Our vegan dinner shared this sensibility. The first popular vegetarian restaurants in the US—predecessors of the Black Cat Café—were hippie establishments. Think of Woody Allen in Annie Hall, having lunch in California, ordering “mashed yeast” and looking very uncomfortable. The Sex Pistols probably wouldn’t have cared for that restaurant either. In fact the conversation about food might not have landed on the punk table until the Smiths song “Meat Is Murder” met the ideology of the American straight edge punk movement and gave birth to the vegan punks behind the Black Cat and its ilk. Joshua Ploeg slyly acknowledges his vegetarian lineage by calling his chapter “Not Your Grandpa’s Hardcore Vegan Punk Slop.” Finding his own democratic sweet spot, Ploeg invites everybody to the vegan punk party—instead of dissing grandpa, he takes his crappy veggie chili and makes it new and better.
We made our way to the last song, “The World’s a Mess It’s In My Kiss” and Henry, who had made himself a sandwich, said he liked that song best. He was obviously searching for something nice to say: “I don’t hate this album as much as that Sex Pistols record.”
He added, absentmindedly, “Punk seems so angry.” Jake mentioned Columbine. Sandy Hook. Great, now we’d managed to bring rape and school shootings to the dinner table. It seemed like the right time to make milkshakes. Jake’s point lingered—the world is more of a mess than ever, but are kids allowed to be openly angry anymore, to dress in black and gather above Salvation Army stores? Doing so might invoke suspicion of activity way scarier than slam dancing.

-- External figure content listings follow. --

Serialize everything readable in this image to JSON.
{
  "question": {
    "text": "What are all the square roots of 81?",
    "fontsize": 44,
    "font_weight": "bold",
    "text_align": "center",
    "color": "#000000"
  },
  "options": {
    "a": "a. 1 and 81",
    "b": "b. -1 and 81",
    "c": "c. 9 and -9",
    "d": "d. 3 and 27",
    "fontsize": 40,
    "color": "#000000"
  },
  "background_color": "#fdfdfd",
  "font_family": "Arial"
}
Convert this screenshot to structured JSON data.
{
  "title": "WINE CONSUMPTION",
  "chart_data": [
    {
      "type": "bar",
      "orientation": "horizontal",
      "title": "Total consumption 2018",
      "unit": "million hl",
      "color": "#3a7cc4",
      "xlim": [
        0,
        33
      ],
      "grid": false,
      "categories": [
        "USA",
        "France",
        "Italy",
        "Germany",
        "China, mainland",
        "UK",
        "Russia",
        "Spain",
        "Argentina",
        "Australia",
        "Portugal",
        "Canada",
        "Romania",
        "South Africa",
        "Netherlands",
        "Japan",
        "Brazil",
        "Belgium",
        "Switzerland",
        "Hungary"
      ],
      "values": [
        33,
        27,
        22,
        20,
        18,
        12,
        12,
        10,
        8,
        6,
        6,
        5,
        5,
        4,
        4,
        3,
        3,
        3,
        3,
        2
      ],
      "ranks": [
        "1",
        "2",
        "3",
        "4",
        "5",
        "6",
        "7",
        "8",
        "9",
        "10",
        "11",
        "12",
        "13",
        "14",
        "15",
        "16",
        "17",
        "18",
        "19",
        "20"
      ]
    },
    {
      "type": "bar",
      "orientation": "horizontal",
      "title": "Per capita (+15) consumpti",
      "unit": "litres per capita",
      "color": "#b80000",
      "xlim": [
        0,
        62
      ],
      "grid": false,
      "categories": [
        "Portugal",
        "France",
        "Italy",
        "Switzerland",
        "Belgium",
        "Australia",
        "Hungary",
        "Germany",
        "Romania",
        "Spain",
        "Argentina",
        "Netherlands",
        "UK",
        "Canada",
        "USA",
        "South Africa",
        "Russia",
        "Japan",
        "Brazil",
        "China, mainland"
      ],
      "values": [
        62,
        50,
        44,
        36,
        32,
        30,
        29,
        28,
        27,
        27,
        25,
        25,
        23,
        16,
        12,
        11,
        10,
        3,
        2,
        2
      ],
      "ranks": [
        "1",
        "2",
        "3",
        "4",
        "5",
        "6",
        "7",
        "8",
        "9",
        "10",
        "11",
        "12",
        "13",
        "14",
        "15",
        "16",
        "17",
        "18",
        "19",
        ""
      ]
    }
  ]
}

I’m happy to report that the milkshake was brilliant, a complex blend of strawberries, bananas, melted chocolate, coconut cream, cashews, lemon juice, dates, salt, and vanilla. “This is a great punk milkshake,” said Henry, with just a smidge of mockery in his tone. But he inhaled the whole thing. Maybe it’s true, what Barack Obama said about my son’s generation: “They’re better than us.” Is it because they want to be or because they have to be? Henry plans to spend his summer helping dogs. And wearing flip flops. Hippie. But I have to accept the possibility that he is way punker than me.